Rio - ‘Nós nunca poderíamos imaginar que uma menina de 27 anos iria descer na sepultura”, lamentou Joyce Liane dos Santos, irmã de Jandyra Magdalena dos Santos da Cruz, desaparecida e morta após aborto em clínica clandestina de Campo Grande. Joyce reclamou da falta de fiscalização sobre as clínicas clandestinas: “Com a repercussão do caso da Jandyra, mais meninas podem ficar cientes dos riscos. Mas a fiscalização precisa ser mais rigorosa para que esses lugares sejam fechados”.
Cerca de 70 pessoas acompanharam o cortejo fúnebre e o sepultamento, no cemitério de Ricardo de Albuquerque. “Ninguém tem o direito de julgar o que minha irmã fez. Ela já pagou com a própria vida. Agora o que a nossa família deseja é que as pessoas que fizeram isso com ela paguem em vida. Que se acertem com a Justiça”, disse Joyce Liane.
Samuel Cruz, pai de Jandyra, disse ter ficado impressionado com o que a quadrilha fez com o corpo da jovem. “O que mais me revolta é terem mutilado a minha filha. Ela era uma pessoa incrível”, desabafou. A mãe dela, Maria Ângela dos Santos, e o ex-marido da vítima, Leandro Britto Reis, não foram ao enterro.
Amiga da família, Maria de Lurdes de Oliveira, também fez coro por justiça. “Se eu pudesse pedir alguma coisa, pediria que os culpados fossem presos e não saíssem para fazer essas barbaridades de novo. Alguns já foram presos e já saíram da cadeia”.
Maria de Lurdes, que viu as filhas de Jandyra nascer, informou que as meninas, uma de 8 e outra de 12 anos, já sabem da morte da mãe, mas não foram informadas dos detalhes: “Essa foi uma história muito dolorida, cheia de indefinições. A espera para encontrar o corpo foi longa, e depois achá-lo desse jeito é muito triste”.
Cinco pessoas estão presas
O corpo de Jandyra foi encontrado carbonizado, sem a arcada dentária nem as digitais, dentro de um carro, em Guaratiba. Ela foi identificada por exame de DNA, a partir de material genético da mãe. Ela desapareceu em 26 de agosto.
Cinco pessoas já foram indiciadas e presas, segundo o delegado Hilton Alonso, da 35ª DP (Campo Grande). A motorista da quadrilha, Vanuza Vais Baldacine; Rosemere Aparecida Ferreira, apontada como a chefe do bando; seu ex-marido, o policial civil Edilson dos Santos, Marcelo Eduardo Medeiros, que aluga o imóvel; e Mônica Gomes Teixeira, que recepcionava as clientes.
A polícia procura o falso médico Carlos Augusto Graça de Oliveira, que teria atendido Jandyra . O Disque-Denúncia (2253-1177) oferece recompensa de R$ 1 mil para quem der informações que levem à sua captura.
Militante quer debate sobre legalização
“Se Jandyra fosse francesa, italiana ou espanhola, ainda estaria viva. Não está viva porque nasceu no Brasil”, disse a militante veterana pelo Movimento de Mulheres pela Descriminalização do Aborto, Hildete Pereira, de 71 anos, que compareceu ao velório.
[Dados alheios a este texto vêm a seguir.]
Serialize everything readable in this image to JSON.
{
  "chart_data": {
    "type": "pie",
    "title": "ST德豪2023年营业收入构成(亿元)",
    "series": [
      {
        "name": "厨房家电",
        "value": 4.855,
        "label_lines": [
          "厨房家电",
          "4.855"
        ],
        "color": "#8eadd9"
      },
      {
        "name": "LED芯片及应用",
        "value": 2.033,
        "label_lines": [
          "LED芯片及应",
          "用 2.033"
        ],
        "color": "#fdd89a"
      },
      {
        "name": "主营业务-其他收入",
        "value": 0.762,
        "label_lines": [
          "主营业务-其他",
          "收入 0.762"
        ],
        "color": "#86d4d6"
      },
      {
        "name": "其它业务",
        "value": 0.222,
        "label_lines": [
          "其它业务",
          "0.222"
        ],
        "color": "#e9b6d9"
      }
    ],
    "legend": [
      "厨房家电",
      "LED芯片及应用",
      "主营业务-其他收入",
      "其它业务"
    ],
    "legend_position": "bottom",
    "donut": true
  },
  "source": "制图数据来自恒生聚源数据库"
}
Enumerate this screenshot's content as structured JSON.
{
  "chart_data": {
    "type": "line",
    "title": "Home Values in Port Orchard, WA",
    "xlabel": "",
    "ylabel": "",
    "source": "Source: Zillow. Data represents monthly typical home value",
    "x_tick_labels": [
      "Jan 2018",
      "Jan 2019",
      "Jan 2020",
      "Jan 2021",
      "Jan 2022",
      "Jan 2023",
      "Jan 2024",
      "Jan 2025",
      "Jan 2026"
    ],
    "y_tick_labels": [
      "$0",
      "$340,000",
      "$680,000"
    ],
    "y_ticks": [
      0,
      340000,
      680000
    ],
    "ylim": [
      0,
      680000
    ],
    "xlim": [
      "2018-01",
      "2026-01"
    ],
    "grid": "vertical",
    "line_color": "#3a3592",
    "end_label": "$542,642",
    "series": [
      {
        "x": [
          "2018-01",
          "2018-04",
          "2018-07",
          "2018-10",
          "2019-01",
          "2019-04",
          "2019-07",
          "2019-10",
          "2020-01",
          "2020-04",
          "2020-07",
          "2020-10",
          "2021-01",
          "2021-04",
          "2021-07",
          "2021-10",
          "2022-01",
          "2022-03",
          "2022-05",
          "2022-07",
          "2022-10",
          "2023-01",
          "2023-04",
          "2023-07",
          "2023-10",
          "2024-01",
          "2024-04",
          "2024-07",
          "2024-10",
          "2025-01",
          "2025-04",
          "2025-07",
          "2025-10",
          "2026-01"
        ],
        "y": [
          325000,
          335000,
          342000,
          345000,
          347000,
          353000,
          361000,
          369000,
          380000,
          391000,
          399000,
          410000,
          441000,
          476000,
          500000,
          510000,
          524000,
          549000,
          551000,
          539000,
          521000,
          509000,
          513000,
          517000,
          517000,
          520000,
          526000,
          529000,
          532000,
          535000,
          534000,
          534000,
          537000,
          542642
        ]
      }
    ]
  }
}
Além da urgência de que postos de saúde ofereçam métodos contraceptivos, conforme a lei, Hildete defende a legalização do aborto. “Essas clínicas estão nas mãos de gente sem conhecimento da área médica, da clandestinagem, da milícia”, diz. “Com a legalização, a mulher correria menos riscos.”
Ontem, dia latino- americano de luta pela legalização do aborto, um grupo de mulheres fez uma passeata pela Avenida Atlântica, na altura do Posto 6, em Copacabana.